К ней пришел Никлас, еще совсем недавно отворачивающийся от нее с раздражением и горечью, занятый самим собой.

Оба тяжело переносили это — она не могла смотреть ему в глаза, а он ничего не замечал вокруг себя.

Сев на край постели, он взял ее за руку, виновато и смущенно улыбнулся.

— Прости меня, Виллему! Последнее время я был сам не свой.

— Ты ни в чем не виноват, — с сочувствием ответила она.

— В тот раз я понял по твоим глазам, что сделал тебе больно. Твое лицо всегда было для меня открытой книгой. И мне было тяжело оттого, что я бросил тебе в лицо грубые, обидные слова. Я косо смотрел на тебя, потому что ты изнывала от своей несчастной любви, не обращая внимания на чувства других. Но теперь я понял, что сам поступал так же. Человек в таком состоянии погружается в себя, становится бесчувственным по отношению к окружающим.

— В самом деле! — согласилась Виллему, готовая простить ему все. — Но я сама вела себя глупо в тот раз. Как я могла скорбеть о таком…

Она оборвала себя: слово, которое она собиралась произнести, было не особенно приличным.

Среди ее родственников Никлас был самым придирчивым к выражениям.
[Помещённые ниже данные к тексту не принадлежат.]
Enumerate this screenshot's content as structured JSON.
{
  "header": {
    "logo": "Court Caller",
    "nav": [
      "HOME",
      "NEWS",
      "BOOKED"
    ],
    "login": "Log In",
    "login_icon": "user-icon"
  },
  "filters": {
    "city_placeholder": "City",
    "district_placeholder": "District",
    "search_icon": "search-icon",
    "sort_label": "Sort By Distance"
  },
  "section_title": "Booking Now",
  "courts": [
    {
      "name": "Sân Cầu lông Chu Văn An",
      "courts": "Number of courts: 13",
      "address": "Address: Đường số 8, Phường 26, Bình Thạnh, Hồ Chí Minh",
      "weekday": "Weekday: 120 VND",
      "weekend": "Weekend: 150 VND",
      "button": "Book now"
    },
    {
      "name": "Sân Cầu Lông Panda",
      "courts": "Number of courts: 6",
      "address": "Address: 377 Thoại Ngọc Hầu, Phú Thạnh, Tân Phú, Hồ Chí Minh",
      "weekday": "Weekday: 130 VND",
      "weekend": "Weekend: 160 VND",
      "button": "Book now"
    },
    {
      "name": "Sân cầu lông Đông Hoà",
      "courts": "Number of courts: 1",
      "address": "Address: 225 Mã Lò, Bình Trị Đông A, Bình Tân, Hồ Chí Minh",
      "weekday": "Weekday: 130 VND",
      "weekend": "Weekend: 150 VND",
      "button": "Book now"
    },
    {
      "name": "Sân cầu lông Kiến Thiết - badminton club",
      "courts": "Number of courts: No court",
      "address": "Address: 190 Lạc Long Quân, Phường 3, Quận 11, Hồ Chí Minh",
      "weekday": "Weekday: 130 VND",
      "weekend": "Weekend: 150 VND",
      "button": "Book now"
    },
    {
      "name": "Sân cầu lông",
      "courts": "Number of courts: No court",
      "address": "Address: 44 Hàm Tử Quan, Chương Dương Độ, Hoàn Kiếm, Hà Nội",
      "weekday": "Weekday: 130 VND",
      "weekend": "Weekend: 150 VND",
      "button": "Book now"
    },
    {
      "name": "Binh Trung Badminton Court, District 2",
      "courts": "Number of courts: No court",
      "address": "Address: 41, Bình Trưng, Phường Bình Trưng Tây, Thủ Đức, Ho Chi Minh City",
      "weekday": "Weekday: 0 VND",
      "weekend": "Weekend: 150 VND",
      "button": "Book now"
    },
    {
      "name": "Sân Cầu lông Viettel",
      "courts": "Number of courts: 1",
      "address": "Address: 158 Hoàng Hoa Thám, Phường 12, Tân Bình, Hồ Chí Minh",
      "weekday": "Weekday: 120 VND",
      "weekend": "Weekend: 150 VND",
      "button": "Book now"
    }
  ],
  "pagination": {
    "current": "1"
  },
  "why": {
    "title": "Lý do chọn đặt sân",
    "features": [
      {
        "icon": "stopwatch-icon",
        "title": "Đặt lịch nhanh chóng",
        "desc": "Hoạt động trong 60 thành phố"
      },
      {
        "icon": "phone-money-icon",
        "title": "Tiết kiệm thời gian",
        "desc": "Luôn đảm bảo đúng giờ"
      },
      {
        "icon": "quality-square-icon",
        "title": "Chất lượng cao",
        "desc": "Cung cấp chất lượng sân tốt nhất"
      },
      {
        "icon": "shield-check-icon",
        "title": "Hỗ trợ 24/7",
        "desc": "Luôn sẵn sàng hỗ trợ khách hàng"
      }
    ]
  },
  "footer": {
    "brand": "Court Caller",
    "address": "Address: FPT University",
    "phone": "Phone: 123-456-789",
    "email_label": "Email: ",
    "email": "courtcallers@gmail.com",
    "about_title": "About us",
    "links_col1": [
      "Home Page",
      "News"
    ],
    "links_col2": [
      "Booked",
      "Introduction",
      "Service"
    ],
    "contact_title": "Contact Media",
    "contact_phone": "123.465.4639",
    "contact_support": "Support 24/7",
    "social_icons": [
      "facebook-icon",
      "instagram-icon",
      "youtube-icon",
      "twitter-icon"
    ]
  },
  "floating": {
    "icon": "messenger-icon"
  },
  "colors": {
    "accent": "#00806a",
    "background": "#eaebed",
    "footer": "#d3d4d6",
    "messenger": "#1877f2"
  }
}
Виллему же употребляла подчас всякие соленые словечки, но хорошо знала, когда их можно сказать, а когда — нет.

Никлас печально улыбнулся.

— И теперь это Доминик?

— Я не стану этого отрицать, — вздохнула она.

— Тогда мы с тобой в одной лодке, ты и я.

— Абсолютно верно. И Ирмелин. И Доминик.

— Да. Знаешь, в последнее время я много размышлял над этой древней легендой.

— О чем?

— О котелке.

— Который нужно откопать? Чтобы снять это проклятие?

— Вот именно.

— Мы должны попытаться это сделать, — глубокомысленно произнесла она. — Но ведь мы ничего не знаем. Совершенно ничего!

— Говорят, что Колгрим кое-что знал. И дед Доминика Тарье. Но оба они умерли.

Виллему вспомнила о своем странном переживании на чердаке, где она была вместе с Ирмелин. Когда-нибудь она расскажет ему об этом.

Но не сейчас.

— Мне кажется, это звучит устрашающе.

— Да, но что же они могли знать? Мысли об этом приводят меня в отчаяние.

— Никлас, — тихо сказала Виллему, — это то самое, к чему призваны ты, я и Доминик? Найти котелок?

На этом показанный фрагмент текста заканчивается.